Jo Ellen Latham of South East Polk Community Schools in Iowa noted that, as a district, the key was helping schools move from punitive to positive and use data effectively. She offered the example of one of their schools, Delaware Elementary. The school has an attendance awareness campaign with posters and parent communications, including flyers and refrigerator magnets with the academic calendar. When students are struggling with attendance, the school sends families a formal attendance letter with attendance data, offers a home visit by the attendance team and, when needed, requests a family meeting with the principal to learn about the challenges to being in school and discuss solutions.

Francisco Baires of Capitol Region Education Council in Connecticut described the Connecticut State Department of Education Learner Engagement and Attendance Program (LEAP), a Tier 2 research-based, relational home visit model proven to increase student attendance and family engagement. Baires emphasized that the home visiting model is not a silver bullet solution. Rather it is a long-term relationship-building effort that includes initial and follow-up phone calls designed to establish a relationship. Families are not problems to be solved but rather co-partners in supporting their child’s attendance in school every day, he said.

Kari Sullivan Custer of the Connecticut State Department of Education shared the measurable impacts LEAP is having on student attendance. Research by the center for Connecticut Education Research Collaboration reports that one month after the initial home visit there was a 4 percentage point increase in attendance. Six months after the initial home visit, there was a 10 percentage point increase for pre-K–5, and for grades 6–12, there was a 20 percentage point increase. These results did not differ based on the title of the person conducting the home visit, Custer said. Equally important, since SY 2021–22, Connecticut has started to see statewide reductions in chronic absence. She attributes the reductions to three key factors: Connecticut’s long-standing commitment to family engagement and improved student attendance; integrated work across departments; and the use of data to inform investments and actions.

Kali Thorne Ladd of Children’s Institute (CI) in Oregon explained that CI is a community-based organization offering services across Oregon. To support schools working to improve family engagement, CI brings partners together across districts to talk and learn from one another, because many districts in the state are struggling with the same things. She stressed the value of including culturally specific outside partners to help schools connect with families and offer resources to those in need.

Nancy Duchesneau of The Education Trust shared results of a family engagement study involving two nationally representative surveys of parents and teachers, interviews with family engagement coordinators, and an online discussion board of 30 parents who had a child in first or second grade. Many of the findings overall were positive, but a deep dive showed that families reported experiencing a lot of barriers to engagement, such as scheduling conflicts, lack of transportation and child care.
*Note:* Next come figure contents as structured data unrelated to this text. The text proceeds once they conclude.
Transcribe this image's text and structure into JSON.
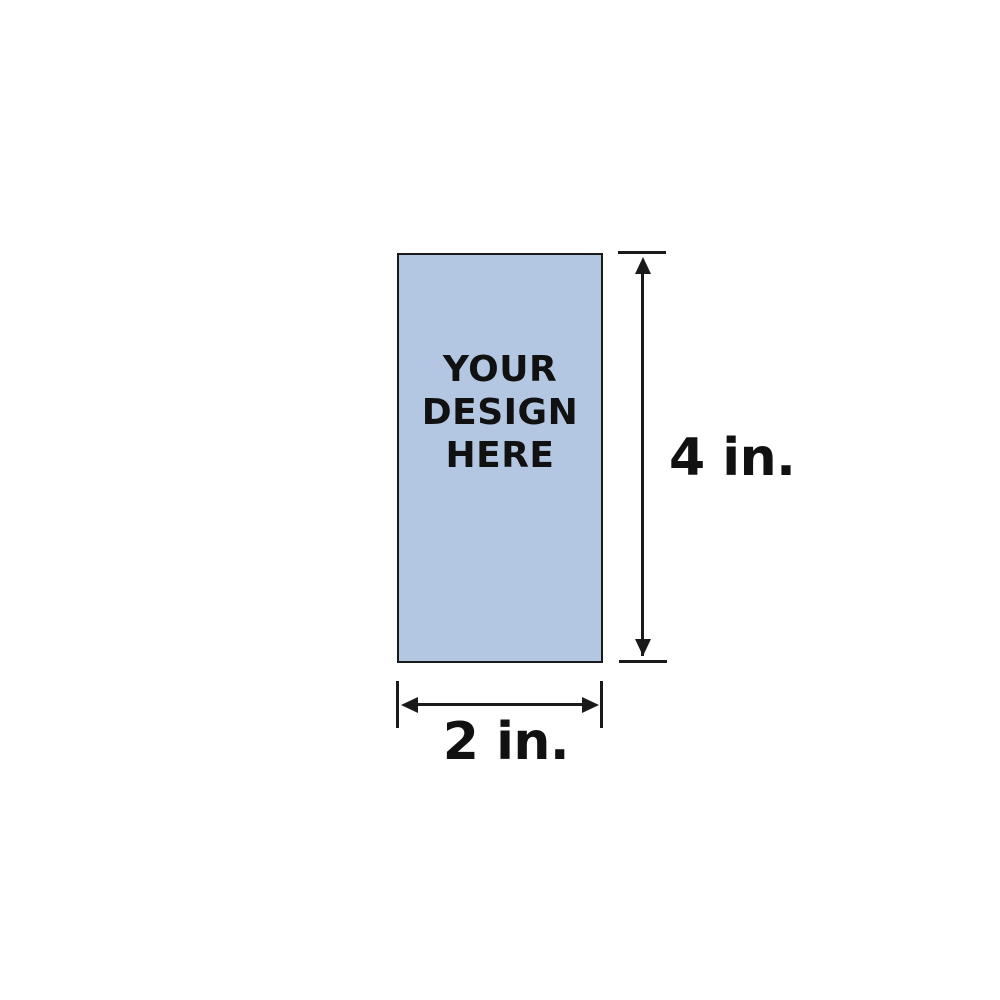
{
  "canvas": {
    "background_color": "#FFFFFF"
  },
  "mockup": {
    "shape": "rectangle",
    "fill_color": "#B3C6E2",
    "border_color": "#1A1A1A",
    "placeholder": {
      "lines": [
        "YOUR",
        "DESIGN",
        "HERE"
      ],
      "text_color": "#111111"
    },
    "dimensions": {
      "height": {
        "label": "4 in.",
        "value": 4,
        "unit": "in"
      },
      "width": {
        "label": "2 in.",
        "value": 2,
        "unit": "in"
      }
    },
    "dimension_line_color": "#1A1A1A"
  }
}
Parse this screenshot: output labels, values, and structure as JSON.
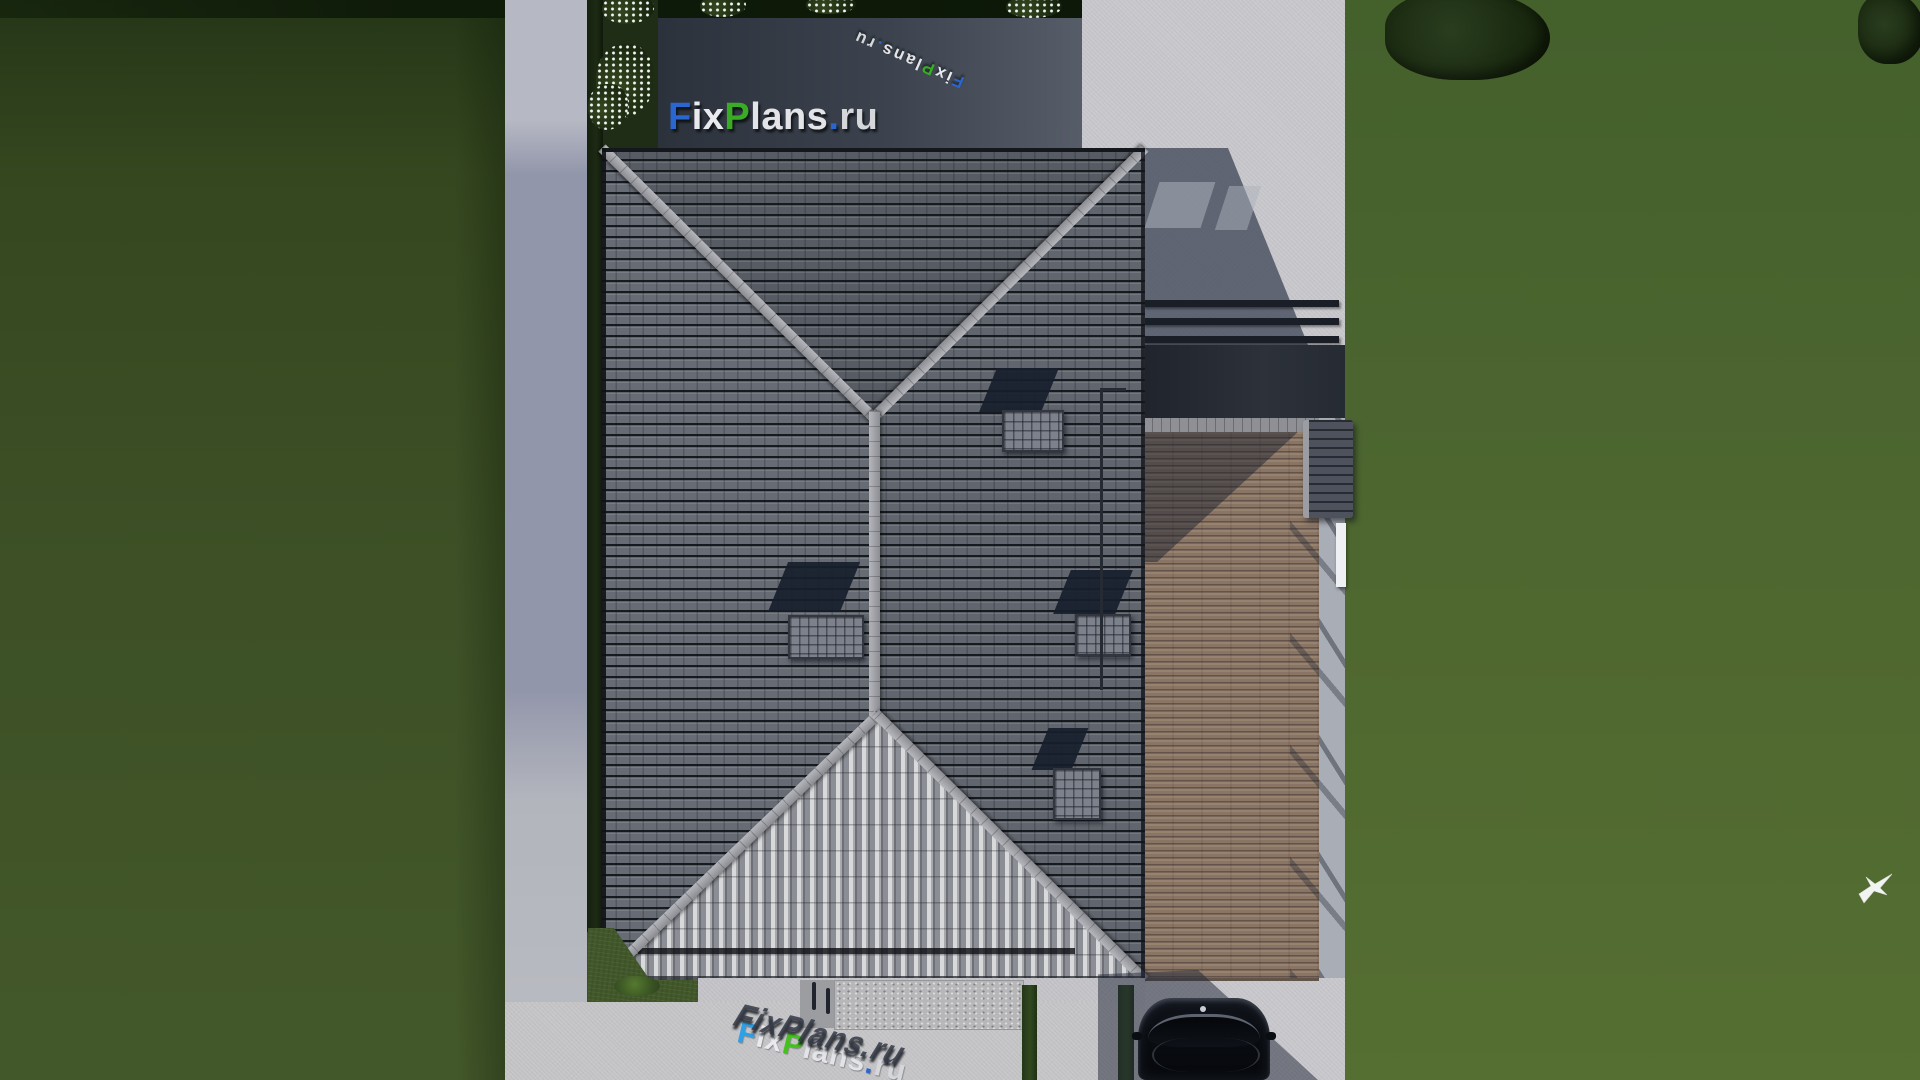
{
  "brand": {
    "name": "FixPlans.ru",
    "parts": [
      {
        "text": "F",
        "color": "#2a66cf"
      },
      {
        "text": "ix",
        "color": "#e9eaee"
      },
      {
        "text": "P",
        "color": "#3aab24"
      },
      {
        "text": "lans",
        "color": "#e3e4e8"
      },
      {
        "text": ".",
        "color": "#2a66cf"
      },
      {
        "text": "ru",
        "color": "#d6d7db"
      }
    ],
    "accent_blue": "#2a66cf",
    "accent_green": "#3aab24"
  },
  "scene": {
    "description": "Aerial top-down 3D render of a single-family house plan with hipped tile roof, side wooden terrace, stone patios, concrete walkways, driveway with parked car, lawns, flowering shrubs and a flying bird",
    "objects": [
      "hipped-tile-roof",
      "roof-windows",
      "roof-ridge-caps",
      "roof-drain-pipe",
      "wooden-terrace",
      "terrace-railing",
      "entry-awning",
      "pergola-beams",
      "stone-patio-top",
      "stone-patio-side",
      "concrete-sidewalk",
      "concrete-apron",
      "stamped-stone-path",
      "driveway",
      "parked-car",
      "lawn",
      "hedges",
      "flowering-shrubs",
      "tree-foliage",
      "flying-bird",
      "cast-shadows"
    ],
    "materials": {
      "roof_tiles": "#61666f",
      "roof_sunlit_slope": "#c9cacd",
      "ridge_caps": "#9fa0a6",
      "deck_wood": "#8a7565",
      "stone_patio": "#3a404b",
      "concrete": "#c9c9cd",
      "sidewalk_shaded": "#9296aa",
      "lawn_shaded": "#3c4f27",
      "lawn_sunlit": "#4d6530",
      "car_body": "#0a0d12"
    }
  }
}
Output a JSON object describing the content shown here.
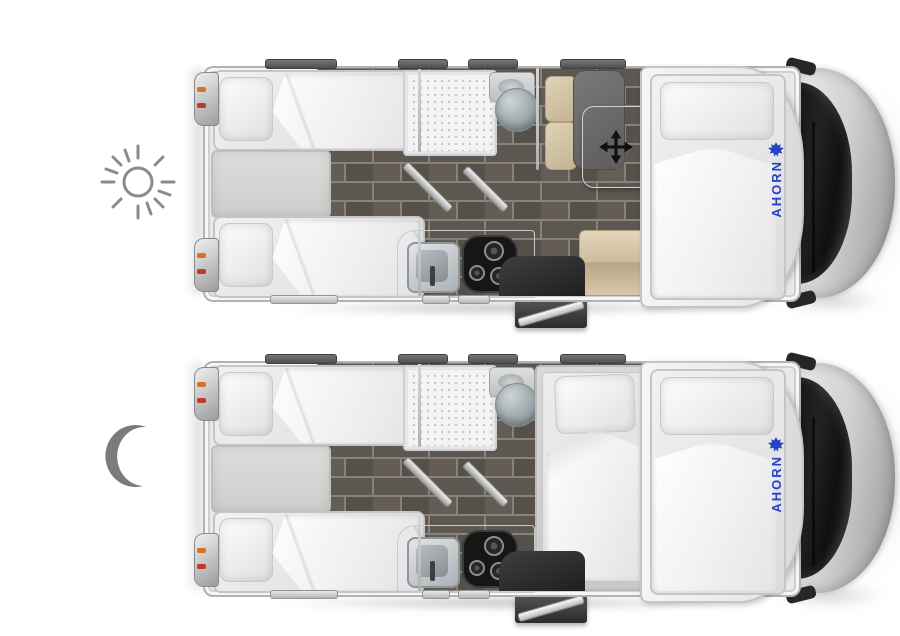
{
  "brand": {
    "name": "AHORN",
    "text_color": "#2543c4",
    "logo_icon": "maple-leaf-icon"
  },
  "views": [
    {
      "id": "day-floorplan",
      "indicator_icon": "sun-icon",
      "brand_label": "AHORN"
    },
    {
      "id": "night-floorplan",
      "indicator_icon": "moon-icon",
      "brand_label": "AHORN"
    }
  ],
  "icons": {
    "sun": "sun-icon",
    "moon": "moon-icon",
    "move_table": "move-arrows-icon",
    "maple_leaf": "maple-leaf-icon"
  },
  "palette": {
    "background": "#ffffff",
    "icon_gray": "#828282",
    "floor_tile": "#5d5751",
    "floor_grout": "#8a8179",
    "mattress": "#e9e9eb",
    "cushion_beige": "#d2c3a6",
    "cushion_dark": "#6b696a",
    "wall_silver": "#b2b2b2",
    "counter_marble": "#f5f4f2",
    "seat_black": "#2e2e2e",
    "cab_glass": "#161616",
    "taillight_orange": "#d4722a",
    "taillight_red": "#c0392b"
  }
}
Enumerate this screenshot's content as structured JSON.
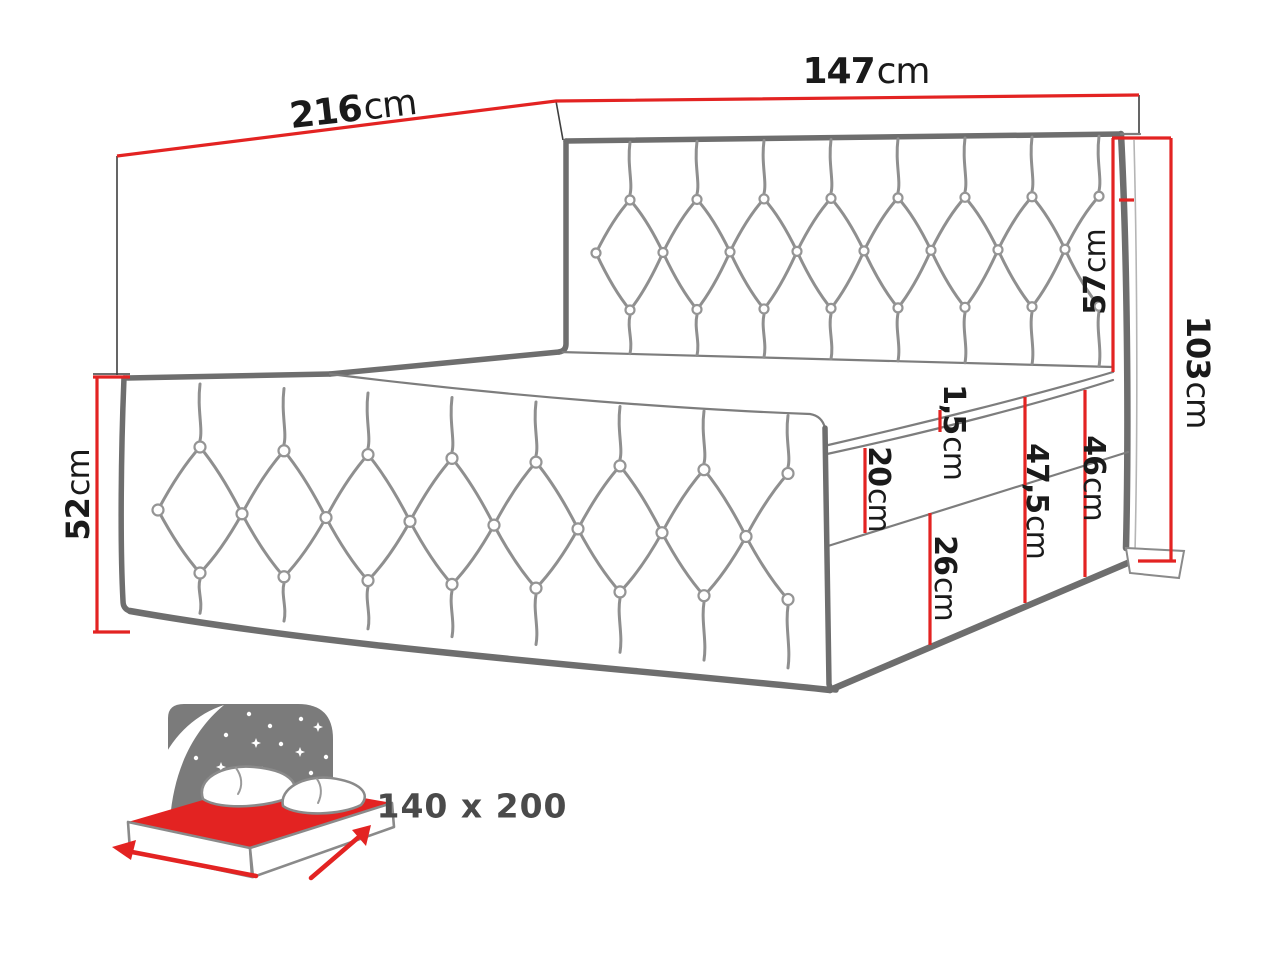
{
  "dims": {
    "length": {
      "value": "216",
      "unit": "cm"
    },
    "width": {
      "value": "147",
      "unit": "cm"
    },
    "headboard_height": {
      "value": "57",
      "unit": "cm"
    },
    "overall_height": {
      "value": "103",
      "unit": "cm"
    },
    "footboard_height": {
      "value": "52",
      "unit": "cm"
    },
    "topper_thickness": {
      "value": "1,5",
      "unit": "cm"
    },
    "mattress_height": {
      "value": "20",
      "unit": "cm"
    },
    "lower_box_height": {
      "value": "26",
      "unit": "cm"
    },
    "base_height": {
      "value": "47,5",
      "unit": "cm"
    },
    "side_rail_height": {
      "value": "46",
      "unit": "cm"
    }
  },
  "size_icon": {
    "size_label": "140 x 200"
  },
  "colors": {
    "dimension_red": "#e32322",
    "line_gray": "#6e6e6e",
    "icon_gray": "#7b7b7b",
    "label_black": "#1a1a1a",
    "size_text_gray": "#4a4a4a"
  }
}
She praised the efforts the other panelists shared around using multiple avenues to reach parents, from phone calls and letters to empathy interviews and home visits, to building awareness with social media. “This diversification of approaches is really what parents need given their busy lives,” Duchesneau said.

The panel agreed that the priority activity in their attendance and engagement work is communicating clearly with parents and caregivers to develop trusting, positive relationships that encourage families to bring their children to school each day.